6 Proven Methods to Customizing Speech Data Collection

6 min readApr 13, 2022

6 Proven Methods to Customizing Speech Data Collection

There are several different types of clients — some have a clear idea of how their speech data should be structured, and some are more flexible with their approach.

As a service provider, we have to make sure both the client’s requirements are fulfilled. However, with a client who is flexible with their requirements, it is possible that they haven’t fully given speech data collection a complete thought.

This is where the contribution of the speech dataset provider comes into play.

We have the responsibility to showcase the points to be kept in mind before starting the audio data collection project so as to allow the AI organizations to identify a feasible, efficient and cost-effective solution.

The voice recognition market, in the world, is expected to grow to $27.16 billion in 2026 from $10.7 billion in 2020 at a CAGR of 16.8%.

Let’s look at all the effective ways or points to be kept in mind before customizing the speech data collection project.

Languages and demographics
Collection Size
Structure of the Script
Audio requirements and formats
Delivery and Processing Requirements
Other Crucial Points to Note

Languages and demographics

The project should first specify the target languages and target demographic.

Languages and Dialect

Start by keeping the project requirement in mind — the languages for which the speech dataset is being collected and customized. Also, understand the specific proficiency requirement. For instance, should the participant be a native speaker or a non-native speaker?

For example — Native English Speakers

Running close on the heels of language is dialect. To make sure the dataset doesn’t suffer from biases, it is advisable to intentionally introduce dialects to accommodate for diversity in participants.

For example — Australian English- accented Speakers

Countries

Before customizing, it is important to know if there is a specific requirement that the participants should come from specific countries. And, whether the participants should currently live in a specific country.

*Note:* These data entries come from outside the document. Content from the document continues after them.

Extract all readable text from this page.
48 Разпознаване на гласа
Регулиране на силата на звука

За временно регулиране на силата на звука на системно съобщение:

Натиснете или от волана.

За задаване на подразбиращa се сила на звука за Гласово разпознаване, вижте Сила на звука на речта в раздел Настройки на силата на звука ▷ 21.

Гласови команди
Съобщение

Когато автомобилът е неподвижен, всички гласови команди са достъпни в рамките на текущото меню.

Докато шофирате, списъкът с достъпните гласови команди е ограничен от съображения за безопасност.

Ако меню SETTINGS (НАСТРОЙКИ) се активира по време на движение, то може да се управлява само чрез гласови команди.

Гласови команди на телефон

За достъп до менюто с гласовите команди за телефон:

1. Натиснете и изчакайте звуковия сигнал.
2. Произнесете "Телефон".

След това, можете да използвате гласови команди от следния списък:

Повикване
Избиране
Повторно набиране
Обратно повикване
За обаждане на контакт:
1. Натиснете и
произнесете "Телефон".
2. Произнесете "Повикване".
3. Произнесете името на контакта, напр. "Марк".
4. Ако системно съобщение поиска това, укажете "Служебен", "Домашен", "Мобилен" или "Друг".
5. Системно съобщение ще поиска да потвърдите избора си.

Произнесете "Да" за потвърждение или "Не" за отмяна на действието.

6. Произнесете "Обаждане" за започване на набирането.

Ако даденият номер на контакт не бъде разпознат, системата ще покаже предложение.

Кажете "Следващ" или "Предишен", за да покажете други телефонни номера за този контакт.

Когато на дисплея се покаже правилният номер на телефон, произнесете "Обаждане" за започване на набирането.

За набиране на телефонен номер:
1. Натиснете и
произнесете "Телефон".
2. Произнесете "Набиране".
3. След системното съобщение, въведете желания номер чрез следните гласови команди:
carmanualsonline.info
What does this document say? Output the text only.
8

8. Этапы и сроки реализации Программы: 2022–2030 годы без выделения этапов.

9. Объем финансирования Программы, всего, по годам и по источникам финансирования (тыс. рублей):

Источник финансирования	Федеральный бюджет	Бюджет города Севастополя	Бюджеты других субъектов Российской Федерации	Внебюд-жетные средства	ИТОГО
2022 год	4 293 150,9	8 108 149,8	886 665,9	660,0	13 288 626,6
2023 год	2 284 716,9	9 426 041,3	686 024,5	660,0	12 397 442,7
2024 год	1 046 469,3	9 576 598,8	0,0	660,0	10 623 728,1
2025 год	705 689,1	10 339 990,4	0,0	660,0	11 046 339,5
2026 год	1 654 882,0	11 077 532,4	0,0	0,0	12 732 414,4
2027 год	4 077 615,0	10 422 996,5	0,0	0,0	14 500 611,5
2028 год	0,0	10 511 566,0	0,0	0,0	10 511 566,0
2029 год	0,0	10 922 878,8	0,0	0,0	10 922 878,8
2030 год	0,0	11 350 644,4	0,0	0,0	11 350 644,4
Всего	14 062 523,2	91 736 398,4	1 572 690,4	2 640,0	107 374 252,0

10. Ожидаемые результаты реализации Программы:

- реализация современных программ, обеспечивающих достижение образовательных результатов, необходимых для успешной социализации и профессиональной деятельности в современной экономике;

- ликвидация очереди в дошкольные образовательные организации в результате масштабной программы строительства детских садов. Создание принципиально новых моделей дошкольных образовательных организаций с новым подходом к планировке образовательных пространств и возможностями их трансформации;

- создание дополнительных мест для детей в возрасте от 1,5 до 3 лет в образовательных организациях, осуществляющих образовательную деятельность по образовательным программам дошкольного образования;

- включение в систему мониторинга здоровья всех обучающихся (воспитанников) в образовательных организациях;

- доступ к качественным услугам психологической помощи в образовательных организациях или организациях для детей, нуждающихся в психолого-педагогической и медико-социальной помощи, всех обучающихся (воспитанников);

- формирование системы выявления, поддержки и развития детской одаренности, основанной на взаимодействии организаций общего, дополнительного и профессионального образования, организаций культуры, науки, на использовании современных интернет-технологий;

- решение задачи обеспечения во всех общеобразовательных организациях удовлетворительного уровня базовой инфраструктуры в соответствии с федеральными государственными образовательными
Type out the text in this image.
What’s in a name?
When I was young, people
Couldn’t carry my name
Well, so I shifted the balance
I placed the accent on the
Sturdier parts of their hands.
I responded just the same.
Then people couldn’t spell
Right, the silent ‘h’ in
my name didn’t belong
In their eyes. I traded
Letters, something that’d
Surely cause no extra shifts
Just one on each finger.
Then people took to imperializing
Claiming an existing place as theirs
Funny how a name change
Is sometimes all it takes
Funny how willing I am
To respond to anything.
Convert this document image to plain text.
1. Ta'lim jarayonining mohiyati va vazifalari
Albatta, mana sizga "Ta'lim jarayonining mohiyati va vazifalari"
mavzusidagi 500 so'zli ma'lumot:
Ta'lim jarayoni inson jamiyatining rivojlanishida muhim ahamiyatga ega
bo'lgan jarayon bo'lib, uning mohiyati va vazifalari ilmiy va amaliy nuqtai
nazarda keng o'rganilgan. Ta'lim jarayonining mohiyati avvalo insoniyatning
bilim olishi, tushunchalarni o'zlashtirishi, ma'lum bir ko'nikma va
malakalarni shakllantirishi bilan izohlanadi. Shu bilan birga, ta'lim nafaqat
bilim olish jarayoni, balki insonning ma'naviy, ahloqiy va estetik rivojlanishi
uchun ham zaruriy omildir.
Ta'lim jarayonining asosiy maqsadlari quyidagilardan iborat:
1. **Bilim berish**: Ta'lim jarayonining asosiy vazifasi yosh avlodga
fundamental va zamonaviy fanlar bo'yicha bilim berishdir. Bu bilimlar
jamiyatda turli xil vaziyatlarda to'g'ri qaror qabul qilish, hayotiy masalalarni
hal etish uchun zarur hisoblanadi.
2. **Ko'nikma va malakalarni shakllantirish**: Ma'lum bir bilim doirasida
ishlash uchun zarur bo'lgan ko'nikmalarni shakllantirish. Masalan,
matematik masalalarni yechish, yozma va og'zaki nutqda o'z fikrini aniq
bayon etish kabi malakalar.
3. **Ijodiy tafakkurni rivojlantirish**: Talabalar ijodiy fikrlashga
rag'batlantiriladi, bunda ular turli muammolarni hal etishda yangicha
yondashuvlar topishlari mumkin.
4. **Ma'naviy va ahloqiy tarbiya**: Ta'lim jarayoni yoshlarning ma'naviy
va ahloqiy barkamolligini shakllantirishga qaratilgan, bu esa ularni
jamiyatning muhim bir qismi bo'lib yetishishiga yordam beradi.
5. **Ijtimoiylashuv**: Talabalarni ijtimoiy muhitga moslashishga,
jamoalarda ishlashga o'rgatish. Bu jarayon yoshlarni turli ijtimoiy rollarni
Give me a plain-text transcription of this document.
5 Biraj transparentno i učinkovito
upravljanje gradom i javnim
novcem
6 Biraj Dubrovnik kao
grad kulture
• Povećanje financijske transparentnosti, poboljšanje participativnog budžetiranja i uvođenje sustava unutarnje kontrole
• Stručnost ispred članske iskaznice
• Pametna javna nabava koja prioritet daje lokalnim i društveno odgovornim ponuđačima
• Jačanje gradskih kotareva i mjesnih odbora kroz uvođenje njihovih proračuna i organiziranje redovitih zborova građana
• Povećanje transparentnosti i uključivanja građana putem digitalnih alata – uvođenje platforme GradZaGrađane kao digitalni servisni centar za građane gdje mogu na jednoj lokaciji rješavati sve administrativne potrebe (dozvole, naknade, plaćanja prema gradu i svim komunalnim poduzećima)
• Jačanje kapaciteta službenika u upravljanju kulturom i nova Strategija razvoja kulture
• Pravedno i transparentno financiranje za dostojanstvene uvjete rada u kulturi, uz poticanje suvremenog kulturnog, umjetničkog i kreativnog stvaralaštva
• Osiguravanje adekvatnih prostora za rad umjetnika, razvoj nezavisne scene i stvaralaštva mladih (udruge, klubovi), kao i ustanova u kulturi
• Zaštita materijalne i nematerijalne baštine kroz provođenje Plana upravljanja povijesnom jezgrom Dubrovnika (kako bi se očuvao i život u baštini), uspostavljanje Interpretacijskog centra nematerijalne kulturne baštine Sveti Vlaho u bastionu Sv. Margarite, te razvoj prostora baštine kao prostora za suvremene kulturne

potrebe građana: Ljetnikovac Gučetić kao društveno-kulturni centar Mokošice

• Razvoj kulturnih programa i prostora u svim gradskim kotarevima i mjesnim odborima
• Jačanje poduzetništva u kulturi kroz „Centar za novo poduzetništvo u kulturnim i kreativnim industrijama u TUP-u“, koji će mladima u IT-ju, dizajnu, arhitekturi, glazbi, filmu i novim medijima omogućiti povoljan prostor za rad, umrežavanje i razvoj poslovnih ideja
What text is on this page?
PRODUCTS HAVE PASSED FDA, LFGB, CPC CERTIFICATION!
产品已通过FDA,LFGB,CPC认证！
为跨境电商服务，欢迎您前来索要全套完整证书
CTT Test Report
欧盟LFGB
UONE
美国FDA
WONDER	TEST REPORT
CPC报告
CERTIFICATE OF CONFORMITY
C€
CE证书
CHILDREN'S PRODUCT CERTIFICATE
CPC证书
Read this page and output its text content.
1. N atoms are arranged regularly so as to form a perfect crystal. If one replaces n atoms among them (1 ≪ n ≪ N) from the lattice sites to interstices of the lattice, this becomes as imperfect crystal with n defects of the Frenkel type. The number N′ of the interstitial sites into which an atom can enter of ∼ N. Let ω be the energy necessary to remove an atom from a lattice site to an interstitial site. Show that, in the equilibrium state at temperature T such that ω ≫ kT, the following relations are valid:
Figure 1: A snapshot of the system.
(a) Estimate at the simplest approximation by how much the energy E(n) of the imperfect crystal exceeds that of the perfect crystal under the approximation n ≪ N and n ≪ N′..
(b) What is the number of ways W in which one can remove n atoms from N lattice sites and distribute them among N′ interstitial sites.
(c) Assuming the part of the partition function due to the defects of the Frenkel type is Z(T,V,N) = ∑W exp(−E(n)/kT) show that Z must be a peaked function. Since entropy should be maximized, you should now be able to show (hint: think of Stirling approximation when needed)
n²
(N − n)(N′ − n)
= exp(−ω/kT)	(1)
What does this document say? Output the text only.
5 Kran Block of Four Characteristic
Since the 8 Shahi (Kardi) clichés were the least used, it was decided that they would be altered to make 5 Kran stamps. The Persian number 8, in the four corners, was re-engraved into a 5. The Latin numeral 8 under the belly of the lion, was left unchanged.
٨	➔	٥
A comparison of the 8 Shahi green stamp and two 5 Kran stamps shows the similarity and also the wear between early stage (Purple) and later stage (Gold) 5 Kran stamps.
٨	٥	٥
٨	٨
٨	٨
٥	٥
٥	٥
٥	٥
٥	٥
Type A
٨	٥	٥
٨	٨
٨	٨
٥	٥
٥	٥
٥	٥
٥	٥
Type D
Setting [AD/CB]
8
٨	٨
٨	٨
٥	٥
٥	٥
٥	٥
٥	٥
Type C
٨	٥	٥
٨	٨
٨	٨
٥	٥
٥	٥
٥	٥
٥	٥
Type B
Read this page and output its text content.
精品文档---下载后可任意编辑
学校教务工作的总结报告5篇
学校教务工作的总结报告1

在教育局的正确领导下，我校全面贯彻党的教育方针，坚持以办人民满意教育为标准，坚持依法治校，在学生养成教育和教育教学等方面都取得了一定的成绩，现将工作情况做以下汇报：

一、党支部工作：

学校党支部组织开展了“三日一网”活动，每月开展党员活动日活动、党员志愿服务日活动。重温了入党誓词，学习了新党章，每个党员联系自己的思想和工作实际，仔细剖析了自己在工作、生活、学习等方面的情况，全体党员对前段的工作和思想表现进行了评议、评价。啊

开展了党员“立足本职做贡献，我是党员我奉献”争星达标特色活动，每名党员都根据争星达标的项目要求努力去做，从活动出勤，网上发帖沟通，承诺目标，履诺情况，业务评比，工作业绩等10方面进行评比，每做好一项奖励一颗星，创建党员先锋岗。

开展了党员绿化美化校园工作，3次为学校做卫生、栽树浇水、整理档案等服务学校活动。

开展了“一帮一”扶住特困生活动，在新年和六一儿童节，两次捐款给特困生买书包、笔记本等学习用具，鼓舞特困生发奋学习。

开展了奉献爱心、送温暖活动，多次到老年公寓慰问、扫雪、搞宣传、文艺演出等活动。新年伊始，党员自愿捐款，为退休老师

For example — Punjabi is spoken differently in India and Pakistan.

Demographics

Besides language and geography, the customization can also be done based on demographics. Target distribution of participants based on their age, sex, educational qualification, and more can also be done.

For example — Adults Vs Children or Educated vs Uneducated

Collection size

Your dataset will impact the performance of your data project. However, the collection data size you need will also determine the participants required.

The Total Number of Respondents

Determine the total number of participants that will be required for the project. In case the project requires language audio data collection, you should analyze the total number of participants required per targeted language.

For example — 50% American English and 50% Australian English Speakers

The Total Number of Utterances

To build the speech data collection, determine the total number of utterances or repetitions per participant or the total repetitions needed.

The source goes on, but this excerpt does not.